Clearly, it is easy to see the ITV is broader than the real target volume because of the tumor motion, as shown in Figure 3 and 4. Contrary to the conventional radiotherapy, both RTOG 0813 trial and TG101 report allowed a large target dose inhomogeneity in lung SBRT for hotspots within the central region of a tumor might offer a special advantage in eradicating radio-resistant hypoxic cells that might be more likely located there [15]. Figure 3b and 4d clearly illustrates this dose inhomogeneity in ITV and GTV_4D (real target), which looks like a peak dose distribution.

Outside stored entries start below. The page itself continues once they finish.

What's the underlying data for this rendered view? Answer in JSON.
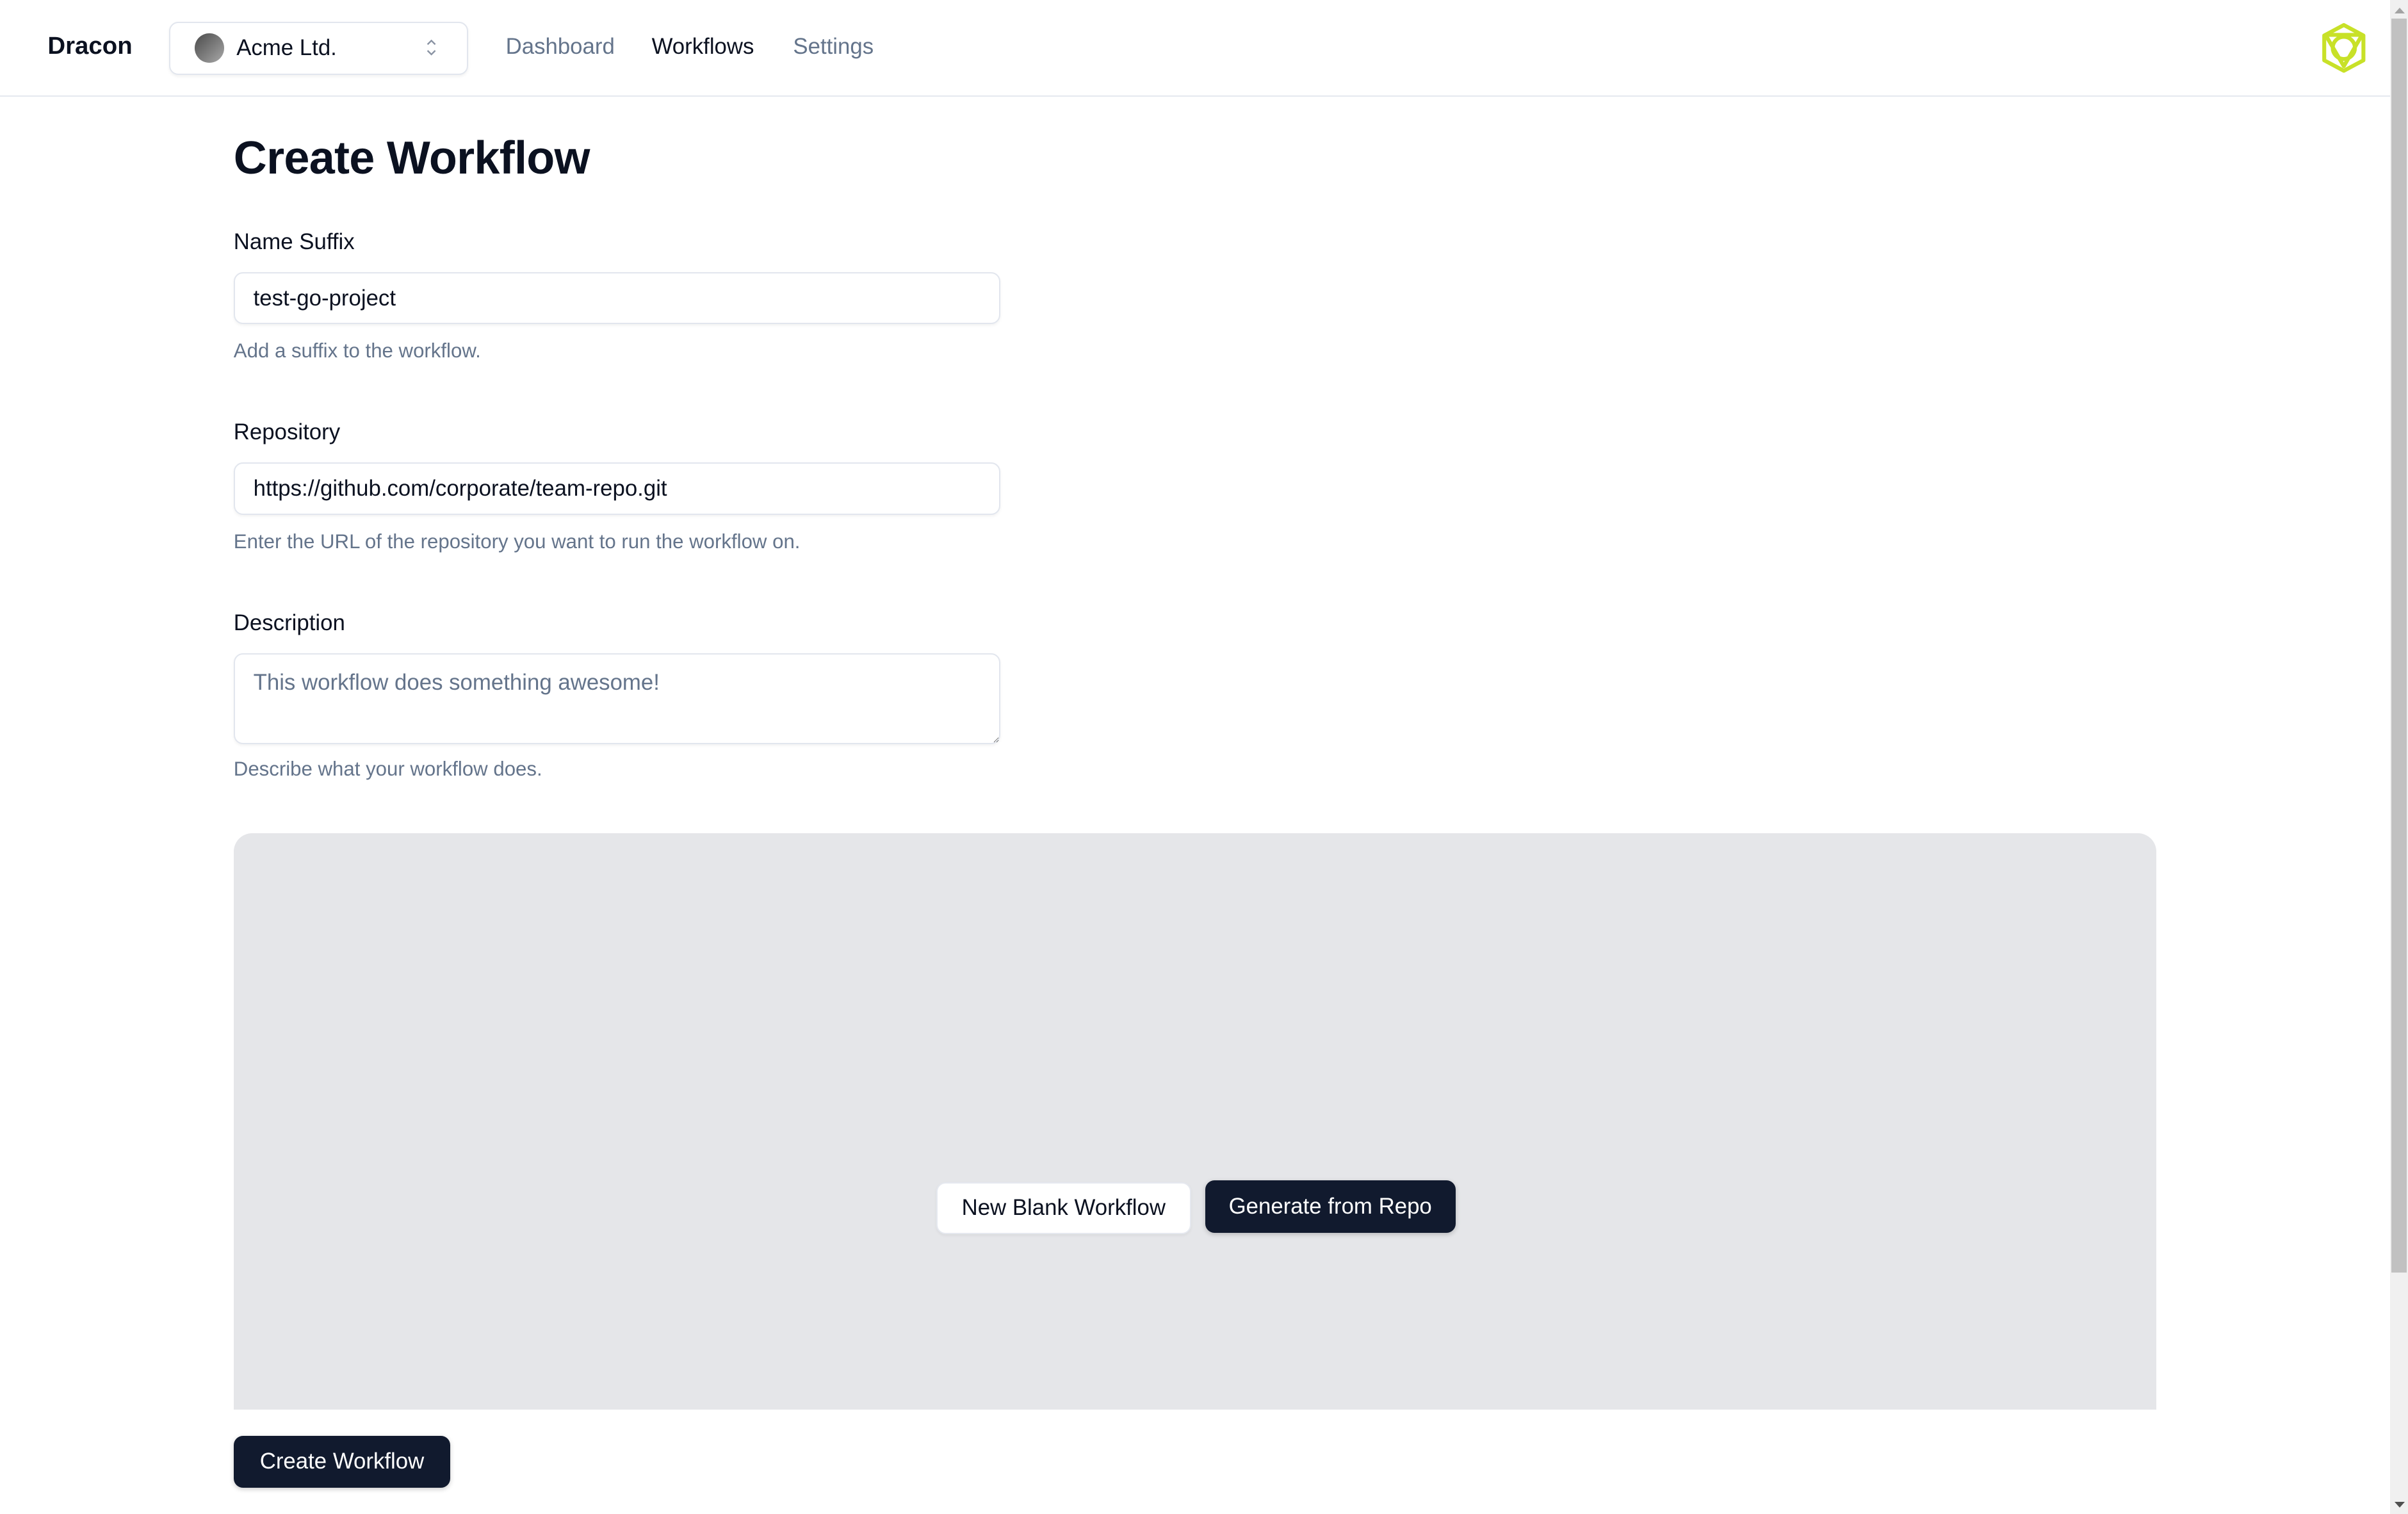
{
  "header": {
    "brand": "Dracon",
    "org_switcher": {
      "selected": "Acme Ltd.",
      "icon": "chevron-up-down-icon"
    },
    "nav": [
      {
        "label": "Dashboard",
        "active": false
      },
      {
        "label": "Workflows",
        "active": true
      },
      {
        "label": "Settings",
        "active": false
      }
    ],
    "logo_icon": "hexagon-logo-icon",
    "logo_color": "#c8e128"
  },
  "page": {
    "title": "Create Workflow",
    "fields": {
      "name_suffix": {
        "label": "Name Suffix",
        "value": "test-go-project",
        "helper": "Add a suffix to the workflow."
      },
      "repository": {
        "label": "Repository",
        "value": "https://github.com/corporate/team-repo.git",
        "helper": "Enter the URL of the repository you want to run the workflow on."
      },
      "description": {
        "label": "Description",
        "value": "",
        "placeholder": "This workflow does something awesome!",
        "helper": "Describe what your workflow does."
      }
    },
    "canvas": {
      "new_blank_label": "New Blank Workflow",
      "generate_label": "Generate from Repo"
    },
    "submit_label": "Create Workflow"
  },
  "colors": {
    "primary_dark": "#111a2e",
    "muted_text": "#64748b",
    "canvas_bg": "#e5e6e9"
  }
}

The peak dose distribution resulted in the ITV target contained lower dose in its additional extended volume compared to the real target. This is the reason why the ITV underestimates the real target dose.

Based on the above analysis of the ITV dose underestimation, there are two approaches can be implemented to reduce this effect. One is to reduce the volume variation between the ITV and the real target by respiratory control techniques such as breathe hold [1618] or gating [19]. By Restricting the motion in a relative small range, the ITV dose underestimation effect would decrease as the Patients 3 and 4 shown in Table 2. The previous study validated that the ITV had the comparable dose to the GTV in very small motion targets (mean target motion of 4.4mm) [8]. Another cause of the ITV dose underestimation effect is the peak dose distribution in the target as mentioned above. For institutions without the respiratory control techniques, reducing the dose heterogeneity in the target is an alternative method to reduce the ITV dose underestimation effect. A previous study [7] reported the biologic effective dose (BED) of ITV was good approximation of the BED of GTV_4D in a mean ITV dose homogeneity index (HI: D1/D99) of 1.14±0.01 in small volume lesions (0.6-3cm3). The controversy was that this dose homogeneity biased toward the dose distribution in the conventional radiotherapy (target dose range from 95~107% (HI: 107/95=1.13) by the ICRU report 50), not in SBRT. This flat dose distribution of target also could not benefit from the advantage of the peak dose distribution in eradicating radio-resistant hypoxic cells that might be more likely located in the central region [15]. The oncologist and physicist should balance the trade-off between the dose accuracy and the potential benefit of peak dose distribution for the lung SBRT with large tumor motions.

CONCLUSION

ITV can be used to determine the boundary of the target motion and is useful in field aperture setting during treatment planning. However, both phantom and patient study in our work showed the ITV target would underestimate the real target dose in lung SBRT with large tumor motions. Restricting the target motion or reducing the target dose heterogeneity could reduce the ITV dose underestimation effect in the lung SBRT.

CONFLICTS OF INTEREST

The authors declare no conflict of interest.